It's Not a Man's Job

Philippa Snow


I was ever so thin, tall and thin. You can’t imagine it now, but I was ever so thin. I used to help my father. I had to hang onto a pulley while he slit their throats. Well, you don’t learn by sitting at home reading a book about it. And there used to be a gentleman, he used to come round and leave so much money, half-a-crown for each of them. I knew a girl in Larkford, she could kill quicker than any man. It’s not a man’s job. It doesn’t necessitate muscle, does it? You have to be really interested to do it. I wouldn’t say anyone could pick it up and do it. John, my fiancé, says to me, “1 could do it twice as fast as what you can.” I don’t argue with him, but for one thing he couldn’t do it, because he has never been used to it, and for another thing you have to have a certain amount of knowledge to do it, anyway. I’d always hear what the other girls said, and what fun they were having. You know, you used to go out of an evening with the girls, and they’d say what they were doing and the fun they were having, and you knew what you’d missed. But I just didn’t seem to be cut out for it. Summertime, I’m working all night. There’s nothing else for it, only the work. But if you want the money, you got to work for it. It don’t come easy, do it? I don’t find it easy. Sometimes I’m filled with nerves and I can’t account for it. Your heart thumps and you wish you’d never taken it on. Another time you’ll not be a bit dismayed. It just flows. When you have a fit of nerves and say you’ll never do it again, the next time it’ll just flow from you. 

I’m a bit of a rebel, I suppose, but only in the sense that I don’t see myself as having any particular responsibility at all. What I do, I do as an individual, as a Christian who loves the Lord, and because I love him, I want to serve him. It’s a very old custom. It used to be a bit of a superstition but now it’s just a thanksgiving to God. If you give of yourself, you receive back. You’ve got to realise that you’ve got to make sacrifices. The Church is very strong here, and it certainly holds its people together. They don’t stray far from it. They used to have shooting parties, go out shooting. They came with all the gear—they took all the furniture out, took the pictures off the wall. It was a very frightening experience. They used to keep them alive till they ran at them, you know. Their mouths were sealed up. I had to take the pail of water from the pump and keep the copper going. That great big copper that had to be kept with hot water. I had to keep the fire stoked underneath. Then there was a big tub there that had to be kept full of cold water. My father used to kill a lot to send them up to London, and the next day I used to help him sew them all up in hessian. I didn’t want to do it at first, but I didn’t have any choice, really, because the committee said it was a good thing. We got it all over with and it all went off quite well.

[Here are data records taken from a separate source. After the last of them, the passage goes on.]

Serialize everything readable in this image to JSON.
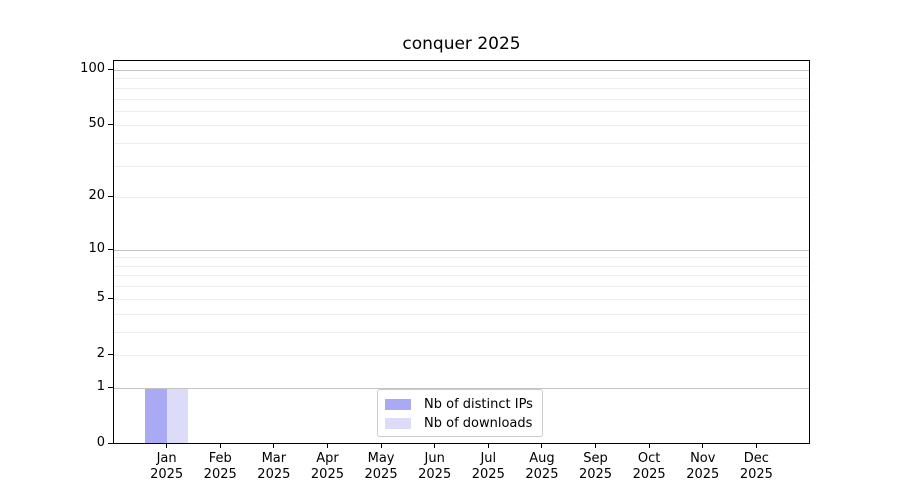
{
  "chart_data": {
    "type": "bar",
    "title": "conquer 2025",
    "categories": [
      "Jan 2025",
      "Feb 2025",
      "Mar 2025",
      "Apr 2025",
      "May 2025",
      "Jun 2025",
      "Jul 2025",
      "Aug 2025",
      "Sep 2025",
      "Oct 2025",
      "Nov 2025",
      "Dec 2025"
    ],
    "series": [
      {
        "name": "Nb of distinct IPs",
        "color": "#a9a9f4",
        "values": [
          1,
          0,
          0,
          0,
          0,
          0,
          0,
          0,
          0,
          0,
          0,
          0
        ]
      },
      {
        "name": "Nb of downloads",
        "color": "#dcdcf8",
        "values": [
          1,
          0,
          0,
          0,
          0,
          0,
          0,
          0,
          0,
          0,
          0,
          0
        ]
      }
    ],
    "xlabel": "",
    "ylabel": "",
    "yscale": "log1p",
    "ylim": [
      0,
      113.3
    ],
    "y_labeled_ticks": [
      0,
      1,
      2,
      5,
      10,
      20,
      50,
      100
    ],
    "y_major_gridlines": [
      1,
      10,
      100
    ],
    "y_minor_gridlines": [
      2,
      3,
      4,
      5,
      6,
      7,
      8,
      9,
      20,
      30,
      40,
      50,
      60,
      70,
      80,
      90
    ],
    "grid": true,
    "legend_position": "lower center",
    "colors": {
      "grid_major": "#c3c3c3",
      "grid_minor": "#ededed",
      "axis": "#000000",
      "background": "#ffffff",
      "legend_border": "#cccccc",
      "text": "#000000"
    }
  }
}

They always said that if a woman was unwell or had her period, it would go wrong. That’s what they always said, so I couldn’t be around then. They were still saying that in the Second War. Maybe it has been known to go wrong, but I don’t think so. I think a woman’s outlook is good for anything. I think women tend to see things differently to men—a different point of view and sometimes a more practical point of view than a man. But men like to think they’re better. I don’t know why—I suppose that’s life really, isn’t it? ‘Our motto is “For Home and Country.” So I suppose we try and uphold the family and traditional values. If you were a real career girl that never wanted to marry or anything, I don’t think it would be your scene. Most women I think are happy in the home. They're tied up in their family life and it’s enough for them. But not for me. If I had to sit here and look at this house all day, I’d go stark raving mad. I couldn’t bear to be a maid to somebody. Open the door, “Yes Ma’am”. Oh no. Even this work was a freedom, compared to that. But you know, you can get stuck with something. It’s so easy in a village. They say “Oh, go and see so-and-so, she’ll do it.” Then it becomes something you’ve got to do, and it’s no longer a pleasure to you. 

If I didn’t have such a big place here, and if it wasn’t such a hole, I should love to get out. For my mental attitude as much as anything. I would, really. I don’t come in contact with much here. I’m just here, in this little corner, this hole. When I was eighteen I was involved in a bad road accident and fractured my neck, and after that I was rather a nervous type of person. I used to dread getting up in the mornings. I was just terrified of life, I suppose you could say, before I found this work. I never left the village, except when I had a nervous breakdown and was in hospital. This is unreal country. It can be very sinister sometimes. I don’t know many people who will walk through the fens at night. A number of people are drowned each year. There’s a certain culture here too, a kind of folklore. The fens have always been an isolated, strange place. There is at least one inherited disease in this village which is practically extinct in other villages, because of the inbreeding, because of the isolation. The people are very secretive and you have to take them their way. And one of the differences between an outsider and a local person is that local people know where they belong. Maybe it's different if you go to a town, things are different there, aren't they? But no, it’s not a man’s job. It doesn’t necessitate muscle, does it? You have to be really interested to do it. You have to know where you belong.